The Wanderer dissected the building. Passing his hand through horizontally, he cut through the schematics and revealed a cross section of the building. EDI's processing power really came in handy.
He saw a way but shook his head and looked for another. There was none.
"You're not going to like this." he said. "Down."
"Down?" she repeated.
"Down. You've played the crane game before, right?"
"The crane game?" Confused, she looked around. "The game where you get a prize..." Shepard looked across at the dock. Items were stacked upon one another, the way point disappearing into the floor under a stack of containers.

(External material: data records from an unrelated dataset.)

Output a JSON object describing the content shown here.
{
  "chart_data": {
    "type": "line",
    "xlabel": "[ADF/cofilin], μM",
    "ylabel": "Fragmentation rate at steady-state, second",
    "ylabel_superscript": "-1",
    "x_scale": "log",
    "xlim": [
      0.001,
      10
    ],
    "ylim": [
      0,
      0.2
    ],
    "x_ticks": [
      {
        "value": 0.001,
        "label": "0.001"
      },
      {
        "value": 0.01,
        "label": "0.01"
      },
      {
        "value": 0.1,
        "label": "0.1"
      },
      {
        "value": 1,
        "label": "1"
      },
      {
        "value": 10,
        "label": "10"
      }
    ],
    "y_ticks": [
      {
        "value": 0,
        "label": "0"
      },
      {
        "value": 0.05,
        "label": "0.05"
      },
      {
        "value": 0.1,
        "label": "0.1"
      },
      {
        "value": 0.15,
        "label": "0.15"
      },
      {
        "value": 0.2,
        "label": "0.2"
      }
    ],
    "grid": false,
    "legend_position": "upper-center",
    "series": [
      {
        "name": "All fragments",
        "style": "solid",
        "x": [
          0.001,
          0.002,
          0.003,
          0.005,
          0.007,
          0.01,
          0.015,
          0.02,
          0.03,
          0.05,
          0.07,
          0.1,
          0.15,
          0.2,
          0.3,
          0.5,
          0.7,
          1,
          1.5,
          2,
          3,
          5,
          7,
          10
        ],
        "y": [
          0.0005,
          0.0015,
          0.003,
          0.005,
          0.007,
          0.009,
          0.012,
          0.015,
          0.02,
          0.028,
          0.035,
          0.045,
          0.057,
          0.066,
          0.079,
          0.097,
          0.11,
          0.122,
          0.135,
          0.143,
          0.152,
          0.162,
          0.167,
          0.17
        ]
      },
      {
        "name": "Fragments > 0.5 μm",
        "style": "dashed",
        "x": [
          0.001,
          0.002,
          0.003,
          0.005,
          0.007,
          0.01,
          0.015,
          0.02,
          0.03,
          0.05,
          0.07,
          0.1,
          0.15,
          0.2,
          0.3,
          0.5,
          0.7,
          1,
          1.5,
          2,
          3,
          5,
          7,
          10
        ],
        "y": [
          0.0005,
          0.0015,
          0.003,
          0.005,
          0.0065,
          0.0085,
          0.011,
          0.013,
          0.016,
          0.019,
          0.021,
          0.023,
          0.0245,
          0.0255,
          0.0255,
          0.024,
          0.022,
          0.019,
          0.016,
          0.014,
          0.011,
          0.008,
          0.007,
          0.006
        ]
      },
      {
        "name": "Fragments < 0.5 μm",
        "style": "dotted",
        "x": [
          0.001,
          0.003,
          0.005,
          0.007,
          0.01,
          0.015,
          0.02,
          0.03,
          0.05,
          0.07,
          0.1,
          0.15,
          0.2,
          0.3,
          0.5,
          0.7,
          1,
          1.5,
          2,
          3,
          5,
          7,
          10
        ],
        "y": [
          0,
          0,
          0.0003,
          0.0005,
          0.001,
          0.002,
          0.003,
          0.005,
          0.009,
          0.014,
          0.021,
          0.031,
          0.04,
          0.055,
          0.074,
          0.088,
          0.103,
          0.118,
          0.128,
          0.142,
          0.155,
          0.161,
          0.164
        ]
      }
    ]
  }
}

"Yep, that one." he said, looking through her suits visual feed. "High-stakes version."
.
"I found a security log." Shepard said, relaying back a recorded log she recovered from a desk. "You listening?"
"Go ahead."
She played the message. "Our comm buoy intercepts paid off. We picked up a message to the Alliance coming from somewhere in the asteroid belt. We listened to the feed until we discovered an operation run by a human named Kenson – smuggling engine parts and guidance systems into the system from Omega. We intercepted Kenson's vessel and took her and her people into custody. Interrogation had produced nothing but frenzied rambling so far."
"Is there anything else?" the Wanderer asked.
"No." She gave it a look over. "It stops there. I'll continue to keep an eyes out, but the priority is the doctor. She'll be able to tell us what's going on."
"This one's apparently the mastermind."
"If she doesn't talk, kill her."
He hurriedly spoke to distract her from the two lone batarians that stood alone in the passing room.
"You're close, Shepard. Last room at the end of the hall."
"Good." She passed.
When she entered the long-sought after room, she was greeted with the sight of Doctor Amada Kenson being held in a prison restraint, a suited batarian powering up an interrogation device and lining it up with the doctors head. Swift justice would be the order of the day.
She tapped the batarian's shoulder.
"Huh?"
When he turned around to face her, her fist buried itself so far into his face it may have hit grey matter. The body crashed to the floor.
Bewildered, the doctor cried out,"Who are you? What are you doing?"
Commander Jane Shepard stepped forward into the light.
"Doctor Kenson? I'm Commander Shepard. I'm here to get you out."